What is gut microbiota or gut health?
Gut microbiota is the bacteria population that resides in our intestines and is made up of trillions of organisms and over 1000 different species. An alteration in gut bacteria, also known as gut dysbiosis, has been associated with the development or worsening of inflammatory-driven diseases and infections. While it has been heavily established that diet is the main driver of our gut microbiota composition, other environmental factors have also been shown to alter gut microbiota: geographical location, surgery, antibiotic use, infection, smoking, stress, depression and living arrangements (urban or rural).
How does gut microbiota and dysbiosis affect our health?
In cases of autoimmune and chronic diseases, the immune system and inflammation both play a role. Research shows that a lack of bacterial diversity and/or overgrowth of certain bacteria can increase the risk of developing diseases. In autoimmune diseases, the immune system attacks body cells and tissues, subsequently causing a continuous inflammatory response. However, a healthy microbiome can strengthen the permeability of the gut mucosa, a membrane that lines body cavities, which makes it harder for the pro-inflammatory cells to cross into other parts of the body. Therefore, the makeup of microbiota can influence our susceptibility of developing autoimmune issues or other chronic diseases, such as Crohn’s disease, irritable bowel syndrome, obesity, and diabetes mellitus. Additionally, it has been linked to cardiovascular disease, cancer, dementia and non-alcoholic fatty liver disease, especially when the body is already in a chronic pro-inflammatory state.
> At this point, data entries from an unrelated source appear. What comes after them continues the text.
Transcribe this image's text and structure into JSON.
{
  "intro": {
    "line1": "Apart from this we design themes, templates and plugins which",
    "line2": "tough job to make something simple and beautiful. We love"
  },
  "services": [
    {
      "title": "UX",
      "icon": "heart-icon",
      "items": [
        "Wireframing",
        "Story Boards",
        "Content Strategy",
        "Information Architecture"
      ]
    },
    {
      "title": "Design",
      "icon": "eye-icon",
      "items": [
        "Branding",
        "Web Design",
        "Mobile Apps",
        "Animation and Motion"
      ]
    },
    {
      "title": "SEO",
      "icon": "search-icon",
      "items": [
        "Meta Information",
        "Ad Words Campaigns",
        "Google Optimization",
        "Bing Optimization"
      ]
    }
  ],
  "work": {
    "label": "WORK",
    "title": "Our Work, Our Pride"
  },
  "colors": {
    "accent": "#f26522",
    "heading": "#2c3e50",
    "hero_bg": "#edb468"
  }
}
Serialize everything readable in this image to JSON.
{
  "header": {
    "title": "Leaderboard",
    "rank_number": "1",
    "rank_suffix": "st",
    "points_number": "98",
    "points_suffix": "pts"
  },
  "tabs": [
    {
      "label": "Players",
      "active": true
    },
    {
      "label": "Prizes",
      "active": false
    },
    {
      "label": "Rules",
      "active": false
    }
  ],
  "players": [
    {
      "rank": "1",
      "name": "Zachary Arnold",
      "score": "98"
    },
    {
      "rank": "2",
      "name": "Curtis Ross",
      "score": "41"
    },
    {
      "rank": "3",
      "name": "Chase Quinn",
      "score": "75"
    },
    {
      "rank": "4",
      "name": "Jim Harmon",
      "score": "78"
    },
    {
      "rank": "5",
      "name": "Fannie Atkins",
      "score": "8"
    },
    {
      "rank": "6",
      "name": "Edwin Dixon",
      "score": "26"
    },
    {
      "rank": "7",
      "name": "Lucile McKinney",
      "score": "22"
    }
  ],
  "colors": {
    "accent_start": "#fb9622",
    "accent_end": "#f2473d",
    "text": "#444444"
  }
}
How does diet play a role in gut health?
As mentioned earlier, diet plays a very important role in promoting or inhibiting bacterial diversity. Changes to the diet may alter gut bacteria if fiber, fruits, and vegetables are implemented, as well as consuming a wide variety of foods. Incredibly, one study found that the addition of these fibers to one’s diet almost immediately changed the abundance of several species of bacteria. Fiber containing foods will come from plants, such as fruits (berries, bananas, apples, oranges, etc.), vegetables (Brussels sprouts, broccoli, carrots, kale, spinach, etc.), whole grains and legumes (beans). However, when getting your fiber from whole grains, it’s important to limit processed versions like cereals and breads as these can have added sugars and preservatives and some research suggests this can lead to dysbiosis. Lastly, it is well-known that probiotics and fermented foods have a positive impact on gut health. Foods like yogurt, kefir, sauerkraut, kimchi, miso, tempeh and kombucha are all fermented and contain “good” bacteria.
What can I eat to improve my gut health?
While all of this information may seem a little overwhelming, small changes like adding kimchi to your black bean tacos or miso to your soups/ramen can positively change your microbiota. Breakfast is also an easy meal to add in fiber. For example, oatmeal with Greek yogurt, diced apples and mixed berries mixed in packs a huge fiber punch and is also simple and quick to make. Additionally, aim to fill half of your plate with fruits and/or vegetables for extra fiber throughout the day!